Nem sempre conseguimos fugir do marasmo...ao menos pra mim, de tempos em tempos ele me pega...mas como não parar e refletir sobre a vida? Sobre o que nos cerca? Só assim crescemos e amadurecemos:Pensando.Refletindo.
Gosto de ás vezes, ficar sem fazer nada...mas que seja um breve momento.
Trabalhar me faz bem!
Um texto maravilhoso meu amigo!Teu personagem também "briga" comos escritores!rs Assim como eu!
Beijos!
*Desculpe a demora,mas sabes porque né?!

AFRICA EM POESIA disse...

pOIS...BOAS FÉRIAS.

SE FOR NUM SITIO BONITO COM DEDAIS BONITOS EU QUERO UM.

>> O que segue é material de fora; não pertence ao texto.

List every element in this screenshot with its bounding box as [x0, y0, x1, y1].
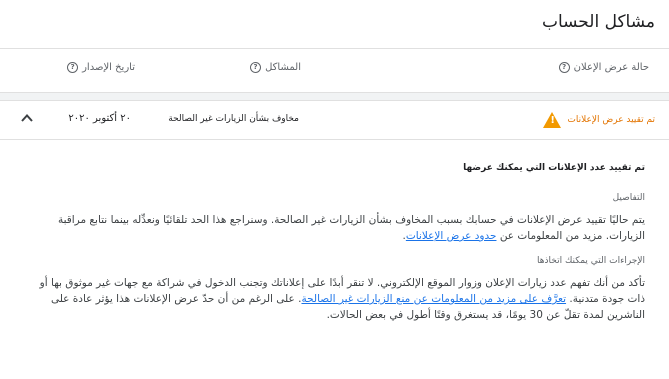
details-text: يتم حاليًا تقييد عرض الإعلانات في حسابك …: [25, 212, 645, 244]
issue-row[interactable]: ! تم تقييد عرض الإعلانات مخاوف بشأن الزي…: [0, 101, 669, 140]
details-heading: تم تقييد عدد الإعلانات التي يمكنك عرضها: [463, 163, 645, 173]
column-header-status-label: حالة عرض الإعلان: [573, 62, 649, 73]
help-icon[interactable]: ?: [558, 62, 570, 73]
invalid-traffic-learn-more-link[interactable]: تعرَّف على مزيد من المعلومات عن منع الزي…: [301, 293, 566, 305]
status-cell: ! تم تقييد عرض الإعلانات: [543, 112, 655, 128]
chevron-up-icon[interactable]: [20, 111, 34, 125]
status-text: تم تقييد عرض الإعلانات: [567, 115, 655, 125]
column-header-date-label: تاريخ الإصدار: [82, 62, 135, 73]
details-label: التفاصيل: [612, 193, 645, 203]
help-icon[interactable]: ?: [67, 62, 79, 73]
issue-text: مخاوف بشأن الزيارات غير الصالحة: [168, 114, 299, 124]
actions-label: الإجراءات التي يمكنك اتخاذها: [537, 256, 645, 266]
column-header-issues-label: المشاكل: [265, 62, 301, 73]
issue-card: ! تم تقييد عرض الإعلانات مخاوف بشأن الزي…: [0, 100, 669, 379]
warning-icon: !: [543, 112, 562, 128]
column-header-date[interactable]: تاريخ الإصدار ?: [67, 62, 135, 73]
issue-details: تم تقييد عدد الإعلانات التي يمكنك عرضها …: [25, 163, 645, 335]
column-header-status[interactable]: حالة عرض الإعلان ?: [558, 62, 649, 73]
account-issues-header-card: مشاكل الحساب حالة عرض الإعلان ? المشاكل …: [0, 0, 669, 93]
help-icon[interactable]: ?: [250, 62, 262, 73]
page: مشاكل الحساب حالة عرض الإعلان ? المشاكل …: [0, 0, 669, 379]
issue-date: ٢٠ أكتوبر ٢٠٢٠: [68, 113, 131, 124]
title-bar: مشاكل الحساب: [0, 0, 669, 49]
page-title: مشاكل الحساب: [541, 12, 655, 32]
details-text-body: يتم حاليًا تقييد عرض الإعلانات في حسابك …: [57, 214, 645, 242]
column-header-issues[interactable]: المشاكل ?: [250, 62, 301, 73]
column-headers: حالة عرض الإعلان ? المشاكل ? تاريخ الإصد…: [0, 48, 669, 92]
ad-serving-limits-link[interactable]: حدود عرض الإعلانات: [406, 230, 497, 242]
actions-text: تأكد من أنك تفهم عدد زيارات الإعلان وزوا…: [25, 275, 645, 323]
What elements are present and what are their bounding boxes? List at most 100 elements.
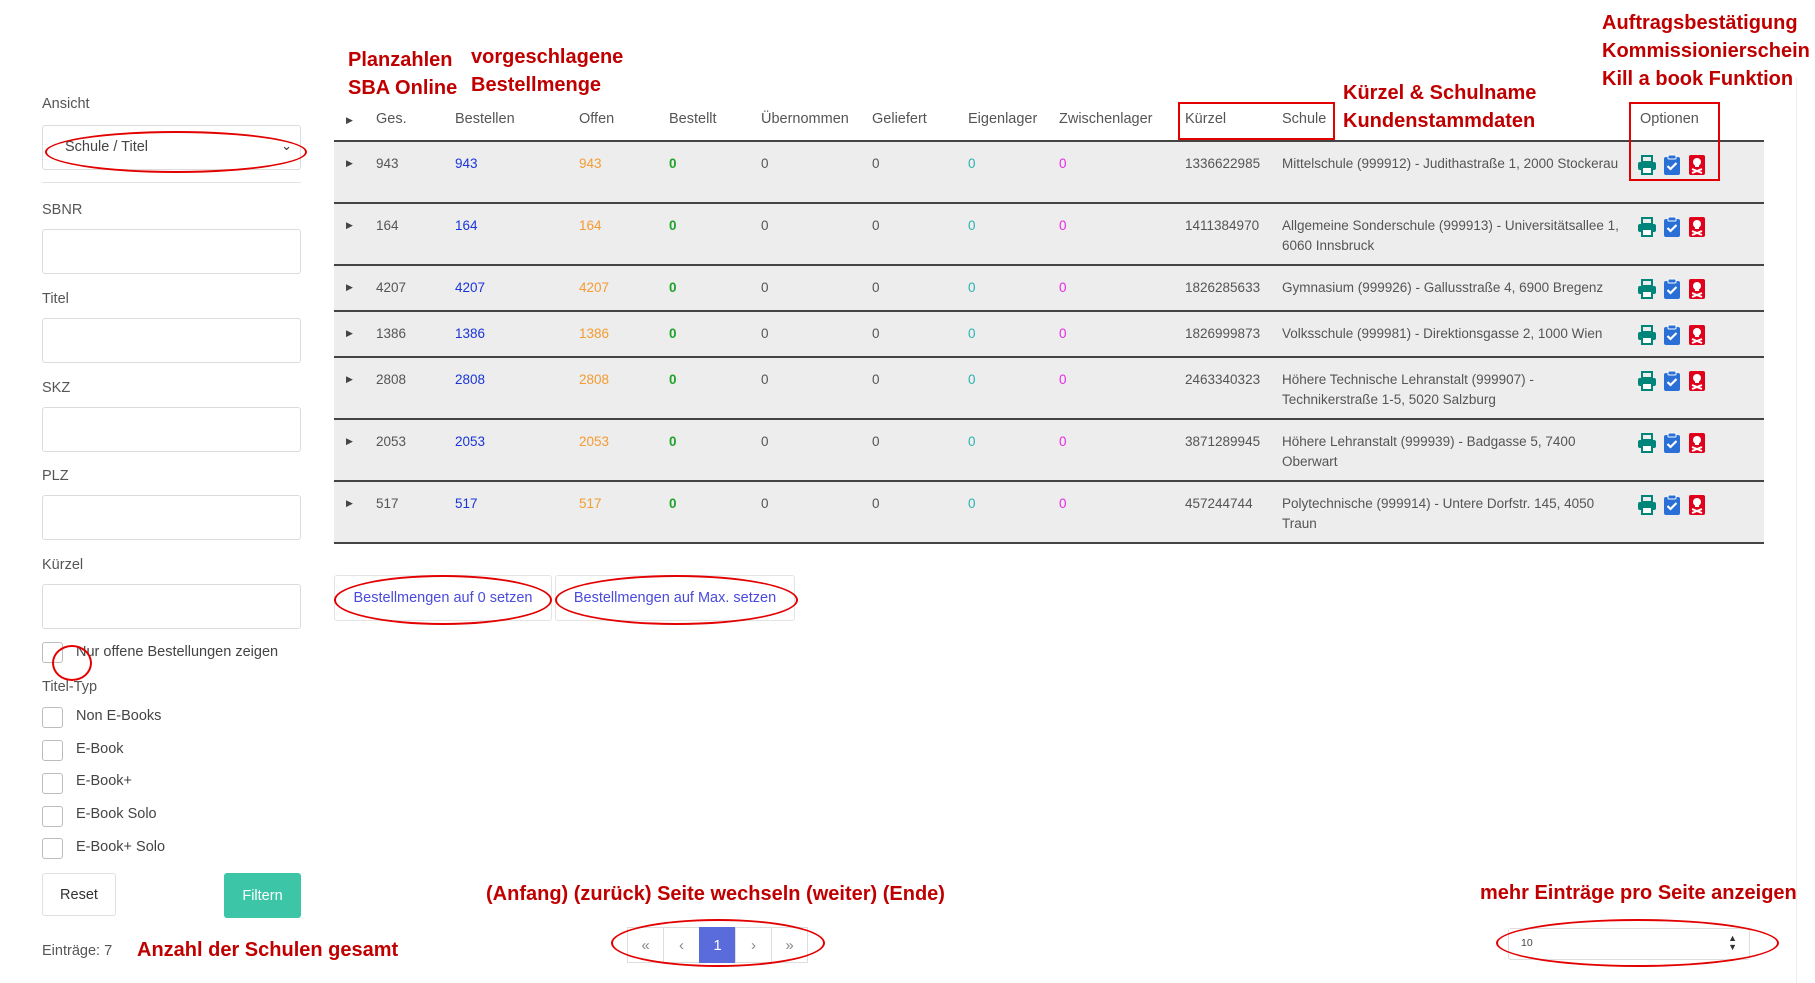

DEPOIS... ESTOU A ESGOTAR A PACIÊNCIA.ELA TAMBEM TEM LIMITES.a
AGUARDO POR 5º FEIRA COM CALMINHA E TRANQUILIDADE. UM BEIJINHO PARA TI...

Guma disse...

Olá amigo Manuel

Isto de nada fazer, é uma ciência. Não é para toda a gente. Aliás, tenta-se e dá uma dor horrível... a da consciência, pelo menos para quem toda a vida trabalhou e não sabe fazer mais nada.
O ideal era saber como usufruir dos momentos de nada fazer, sem essa culpa. É provável que esse seja o problema de alguns quando se reformam.
Seja como for, nada fazer é uma trabalheira, e não me admira que depois...
tem de se tirar férias.

Kandandos expressando o meu prazer de aqui estar.

Flor de Lótus disse...

Olá meu caro amigo Manoel!Passando aqui pra desejar-lhe uma ótima semana!
Beijosss

SOL da Esteva disse...

Eu acho que ninguém sabe o que é não fazer nada. Afinal, Sofia fazia a sua Vida normal, trabalhando com prazer, enquanto ele se debatia com o trabalho insano de ganhar o espaço para fazer tudo, "sugando" o dinheiro dela. Isto dá imenso trabalho e preocupações, inseguranças, medos...
Belo, Manuel.


Abraços


SOL

Lúcia Bezerra de Paiva disse...

Havendo amor, vão se entender, creio!